Eager to avoid shutdown repeat, Republicans begin to take funding fight off the table

Some House leaders, eager to avoid a politically dangerous fight over the passage of an essential government funding bill, appear ready to take the “power of the purse” off the table when it comes to legislative action aimed at blocking President Obama’s pending changes to deportation policy.

House Appropriations Committee Chairman Hal Rogers said Thursday that Obama’s executive action, which would legalize up to 5 million people, would be administered by the U.S. Citizenship and Immigration Services, an agency funded entirely by fees, not Congress.

“We have no authority, right now, to defund CIS, because we don’t have authority over fees,” an spokeswoman for Rogers said Thursday.
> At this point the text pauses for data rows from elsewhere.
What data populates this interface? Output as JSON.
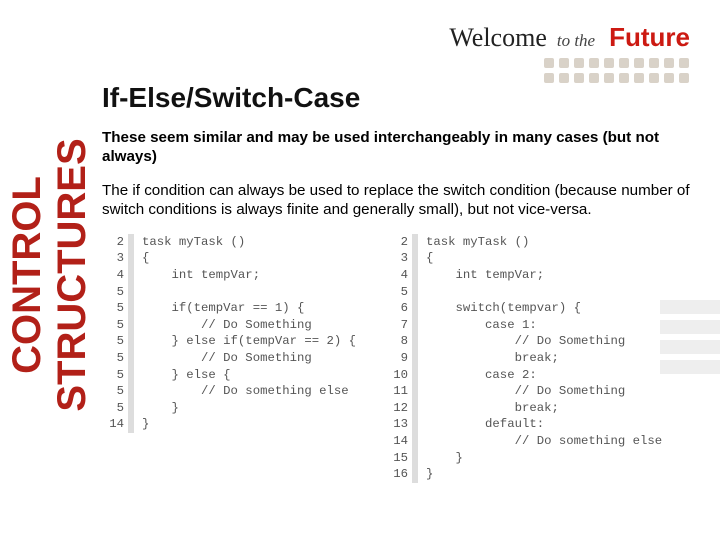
{
  "vertical_label": "CONTROL STRUCTURES",
  "header": {
    "welcome": "Welcome",
    "to_the": "to the",
    "future": "Future"
  },
  "title": "If-Else/Switch-Case",
  "para1": "These seem similar and may be used interchangeably in many cases (but not always)",
  "para2": "The if condition can always be used to replace the switch condition (because number of switch conditions is always finite and generally small), but not vice-versa.",
  "code_left": {
    "lines": [
      {
        "n": "2",
        "t": "task myTask ()"
      },
      {
        "n": "3",
        "t": "{"
      },
      {
        "n": "4",
        "t": "    int tempVar;"
      },
      {
        "n": "5",
        "t": ""
      },
      {
        "n": "5",
        "t": "    if(tempVar == 1) {"
      },
      {
        "n": "5",
        "t": "        // Do Something"
      },
      {
        "n": "5",
        "t": "    } else if(tempVar == 2) {"
      },
      {
        "n": "5",
        "t": "        // Do Something"
      },
      {
        "n": "5",
        "t": "    } else {"
      },
      {
        "n": "5",
        "t": "        // Do something else"
      },
      {
        "n": "5",
        "t": "    }"
      },
      {
        "n": "14",
        "t": "}"
      }
    ]
  },
  "code_right": {
    "lines": [
      {
        "n": "2",
        "t": "task myTask ()"
      },
      {
        "n": "3",
        "t": "{"
      },
      {
        "n": "4",
        "t": "    int tempVar;"
      },
      {
        "n": "5",
        "t": ""
      },
      {
        "n": "6",
        "t": "    switch(tempvar) {"
      },
      {
        "n": "7",
        "t": "        case 1:"
      },
      {
        "n": "8",
        "t": "            // Do Something"
      },
      {
        "n": "9",
        "t": "            break;"
      },
      {
        "n": "10",
        "t": "        case 2:"
      },
      {
        "n": "11",
        "t": "            // Do Something"
      },
      {
        "n": "12",
        "t": "            break;"
      },
      {
        "n": "13",
        "t": "        default:"
      },
      {
        "n": "14",
        "t": "            // Do something else"
      },
      {
        "n": "15",
        "t": "    }"
      },
      {
        "n": "16",
        "t": "}"
      }
    ]
  }
}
Rogers is writing legislation that would fund the government through the end of the fiscal year without taking aim at Obama’s contentious move on immigration. The legislation will be ready for the House to debate the week of Dec. 8, ahead of the Dec. 11 expiration of a stopgap funding measure, aids said.

Rogers’ proposal has not been publicly endorsed by House Speaker John Boehner, R-Ohio, or other top leaders, but appropriators point out that Boehner has not directed Rogers to change course.
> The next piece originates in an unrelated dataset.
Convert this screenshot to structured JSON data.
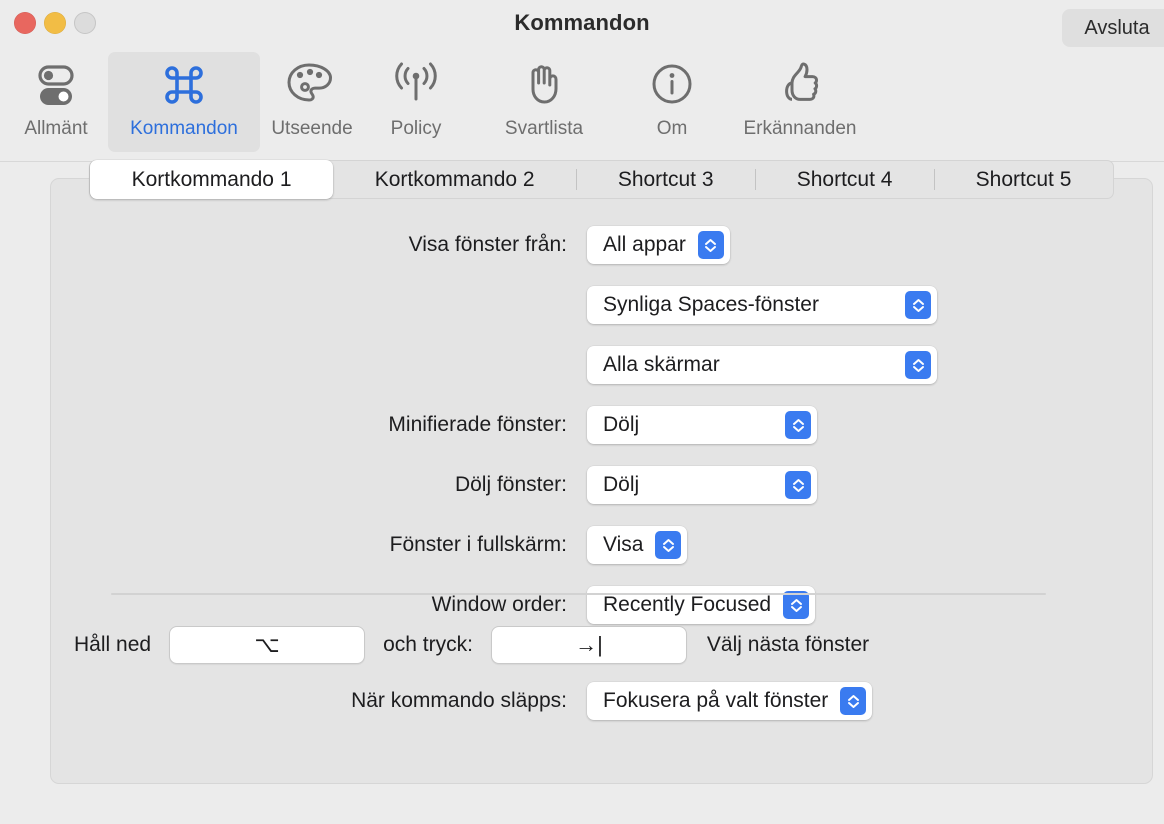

The move makes sense for GOP leaders in both the House and the Senate, where Republicans are about to take the majority from the Democrats in the new Congress.

Republicans in both chambers are eager to show they can govern without the calamity that ensued in October 2013, when a conservative-led effort to defund the healthcare law caused congressional gridlock and a 16-day government shutdown the public largely blamed on the GOP.
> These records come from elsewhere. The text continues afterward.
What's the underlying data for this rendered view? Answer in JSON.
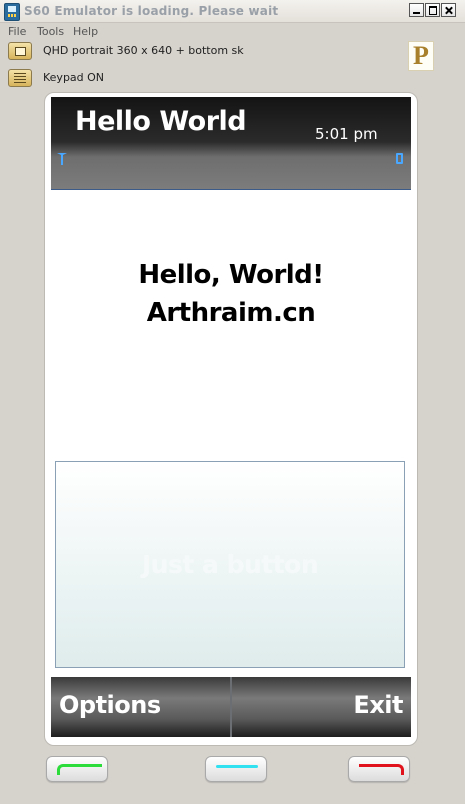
{
  "window": {
    "title": "S60 Emulator is loading. Please wait"
  },
  "menu": {
    "items": [
      "File",
      "Tools",
      "Help"
    ]
  },
  "toolbar": {
    "layout_label": "QHD portrait 360 x 640 + bottom sk",
    "keypad_label": "Keypad ON",
    "logo_letter": "P"
  },
  "phone": {
    "title": "Hello World",
    "clock": "5:01 pm",
    "lines": [
      "Hello, World!",
      "Arthraim.cn"
    ],
    "button_label": "Just a button",
    "softkeys": {
      "left": "Options",
      "right": "Exit"
    },
    "hardware_keys": [
      {
        "name": "call",
        "color": "#2bdc3a"
      },
      {
        "name": "menu",
        "color": "#31e1f0"
      },
      {
        "name": "end",
        "color": "#e0121b"
      }
    ]
  }
}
Rogers is eager to usher a long-term spending bill through the House, in part because it would remove the threat of a 2015 spending fight for his longtime friend and fellow Kentuckian, Mitch McConnell, who is about to become Senate majority leader.

But Boehner has yet to publicly endorse the Rogers plan, leaving open the possibility that the House will try to include something in the spending legislation that addresses Obama’s move on immigration.

Republican leaders are waiting to hear not only the details of Obama’s proposal, which he’ll announce at 8 p.m., but also the reaction from the GOP conference and the public, GOP leadership aides tell the Washington Examiner.

If the House moves ahead with the Rogers plan, the legislation would likely have to pass with significant support from Democrats.

A large faction of Republicans say they won’t support a long-term bill that doesn’t try to defund Obama’s immigration move, and they aren’t buying the explanation from Rogers that the House purse strings do not reach far enough to stop the executive action.

“We can write what we want to write into an appropriation bill, into a must-pass piece of legislation,” Rep. Steve King, R-Iowa, argued outside the House chamber on Thursday. “We could write language that would say ‘no funds appropriated in this legislation can be used to carry out, and no fees generated by any agency, shall be used to fund the president’s unconstitutional edict.’ ”

But Rogers said the rules don’t permit the kind of provision King and others want to include.

“To alter or change the fee matter would take a change of the law, an authorization to change the immigration act that sets up the fee structure,” Rogers told the Examiner.